A winding staircase climbs to a second floor landing where there’s a second powder pooper—the first is not so ideally situated in the kitchen—and access to the lower level of the sexed-up, two-floor master suite.
The lower level—formerly Mister Sinatra’s party room—has a voluminous 18-foot ceiling; convenient wet bar for those like Your Mama who enjoy a pre-bed and/or early a.m. nipper of something boozy; a 20-foot long fitted dressing room with—ahem—a convenient back door entrance; and three, angled, prow-like walls of glass filled with decidedly urban, bird’s eye vistas of the mixed residential and industrial neighborhoods up and down both side of the cold, grey and powerful East River. Double glass doors open to an expansive terrace outfitted with, according to listing information, a putting green and solar panel.
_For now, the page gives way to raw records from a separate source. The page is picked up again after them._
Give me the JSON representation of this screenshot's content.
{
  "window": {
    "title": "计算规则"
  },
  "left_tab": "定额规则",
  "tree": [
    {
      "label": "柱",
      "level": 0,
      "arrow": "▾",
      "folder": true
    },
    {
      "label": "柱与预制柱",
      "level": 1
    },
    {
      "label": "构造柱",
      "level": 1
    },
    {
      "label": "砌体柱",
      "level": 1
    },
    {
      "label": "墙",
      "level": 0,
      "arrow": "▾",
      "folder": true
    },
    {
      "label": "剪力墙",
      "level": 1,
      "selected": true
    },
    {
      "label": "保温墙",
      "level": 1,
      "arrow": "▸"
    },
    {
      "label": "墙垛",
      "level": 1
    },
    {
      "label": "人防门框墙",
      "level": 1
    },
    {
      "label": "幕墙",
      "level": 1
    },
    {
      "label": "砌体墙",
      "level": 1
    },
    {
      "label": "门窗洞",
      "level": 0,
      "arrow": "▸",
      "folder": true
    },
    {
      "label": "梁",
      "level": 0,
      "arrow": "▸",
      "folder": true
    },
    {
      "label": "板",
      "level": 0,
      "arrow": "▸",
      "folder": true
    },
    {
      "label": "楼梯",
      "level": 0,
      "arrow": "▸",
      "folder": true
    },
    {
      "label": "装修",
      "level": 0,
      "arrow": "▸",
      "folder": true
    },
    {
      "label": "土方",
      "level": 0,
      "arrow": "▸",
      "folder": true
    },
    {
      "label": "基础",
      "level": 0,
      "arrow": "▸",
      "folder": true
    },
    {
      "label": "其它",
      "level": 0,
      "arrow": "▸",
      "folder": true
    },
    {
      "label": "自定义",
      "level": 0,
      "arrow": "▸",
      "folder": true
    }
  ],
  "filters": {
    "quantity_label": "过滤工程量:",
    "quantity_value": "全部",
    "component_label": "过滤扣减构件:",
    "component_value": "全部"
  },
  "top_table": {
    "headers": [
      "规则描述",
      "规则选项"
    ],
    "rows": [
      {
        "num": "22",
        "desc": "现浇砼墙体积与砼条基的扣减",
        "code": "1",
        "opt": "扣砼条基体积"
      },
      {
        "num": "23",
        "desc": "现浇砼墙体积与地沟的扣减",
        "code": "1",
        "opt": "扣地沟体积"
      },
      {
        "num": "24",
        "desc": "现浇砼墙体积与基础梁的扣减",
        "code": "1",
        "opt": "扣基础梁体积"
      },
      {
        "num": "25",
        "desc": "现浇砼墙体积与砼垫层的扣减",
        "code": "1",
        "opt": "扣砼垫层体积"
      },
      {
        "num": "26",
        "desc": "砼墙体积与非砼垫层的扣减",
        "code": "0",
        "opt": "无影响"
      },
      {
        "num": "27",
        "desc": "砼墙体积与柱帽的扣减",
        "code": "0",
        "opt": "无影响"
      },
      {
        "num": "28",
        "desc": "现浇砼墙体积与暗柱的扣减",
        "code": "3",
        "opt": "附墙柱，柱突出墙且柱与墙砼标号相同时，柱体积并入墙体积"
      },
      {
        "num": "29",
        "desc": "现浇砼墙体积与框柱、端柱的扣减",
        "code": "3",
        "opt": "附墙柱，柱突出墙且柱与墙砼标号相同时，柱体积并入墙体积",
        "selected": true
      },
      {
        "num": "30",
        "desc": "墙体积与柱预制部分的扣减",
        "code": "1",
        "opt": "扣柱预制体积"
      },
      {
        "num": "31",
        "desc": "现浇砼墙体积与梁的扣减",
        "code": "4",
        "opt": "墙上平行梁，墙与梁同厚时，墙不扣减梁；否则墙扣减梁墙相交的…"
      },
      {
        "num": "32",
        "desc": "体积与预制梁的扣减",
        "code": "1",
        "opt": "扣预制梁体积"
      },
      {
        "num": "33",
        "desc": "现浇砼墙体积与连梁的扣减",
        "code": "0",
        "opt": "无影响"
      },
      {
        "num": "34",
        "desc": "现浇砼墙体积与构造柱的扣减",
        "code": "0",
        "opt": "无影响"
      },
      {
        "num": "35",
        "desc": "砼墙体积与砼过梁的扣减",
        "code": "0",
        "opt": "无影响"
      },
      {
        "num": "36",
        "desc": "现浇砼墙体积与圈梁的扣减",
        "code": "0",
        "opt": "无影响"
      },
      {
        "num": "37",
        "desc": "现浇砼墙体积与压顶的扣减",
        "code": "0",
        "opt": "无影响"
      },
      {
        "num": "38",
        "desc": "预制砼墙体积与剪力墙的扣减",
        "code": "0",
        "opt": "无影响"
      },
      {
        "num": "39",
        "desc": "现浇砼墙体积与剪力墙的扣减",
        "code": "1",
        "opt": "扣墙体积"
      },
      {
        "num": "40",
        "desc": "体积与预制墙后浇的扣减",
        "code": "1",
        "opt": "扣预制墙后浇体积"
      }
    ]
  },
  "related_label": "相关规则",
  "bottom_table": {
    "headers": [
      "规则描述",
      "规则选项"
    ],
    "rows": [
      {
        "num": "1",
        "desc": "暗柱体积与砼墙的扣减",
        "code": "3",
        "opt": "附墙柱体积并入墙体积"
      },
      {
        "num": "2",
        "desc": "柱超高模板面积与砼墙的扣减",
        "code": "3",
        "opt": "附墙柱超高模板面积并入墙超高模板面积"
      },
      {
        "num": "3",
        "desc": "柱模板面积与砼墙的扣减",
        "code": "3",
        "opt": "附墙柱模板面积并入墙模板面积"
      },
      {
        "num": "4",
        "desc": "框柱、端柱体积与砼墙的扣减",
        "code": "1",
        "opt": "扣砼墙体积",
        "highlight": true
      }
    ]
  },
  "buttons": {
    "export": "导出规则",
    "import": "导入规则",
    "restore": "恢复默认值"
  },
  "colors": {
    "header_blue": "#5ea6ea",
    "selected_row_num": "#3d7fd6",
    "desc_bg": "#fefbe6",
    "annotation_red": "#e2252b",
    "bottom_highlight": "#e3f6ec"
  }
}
The aforementioned floating glass and steel staircase in the master bedrooms makes a harrowing and, let’s hope, meticulously engineered climb up to the mezzanine where the floor plan included with current listing information indicates there’s a sitting/sleeping area, an itty-bitty study and oddly-shaped but reasonably sized bathroom.
Listen children, The Dr. Cooter can be awfully clumsy and Your Mama is straight-up lazy like a hog in the wet blanket humidity of an Alabama summer—not to mention more often than not drunk as a skunk—so that staircase is simply out of the question. We could never navigate that practically see-through thing in the middle of a dark night. And, besides, who wants guests and other people traipsing through their boo-dwar in order to get to the putting green on the roof terrace? Not Your Mama, that’s who.
Of course, we ain’t in the market for a suped-up seven and some million dollar penthouse on the edge of the Upper East Side of Manhattan so our opinion is entirely irrelevant. None-the-less we can certainly understand why a young and rich Wall Street bachelor or a profligate professional athlete might find this overtly-sexy, superhero-style duplex bedroom to be hella sick or da bomb or whatever silly colloquialism the kids say nowadays to describe a bedroom that Your Mama’s boozy b.f.f. Fiona Trambeau colorfully called a “a God damn panty dropper.”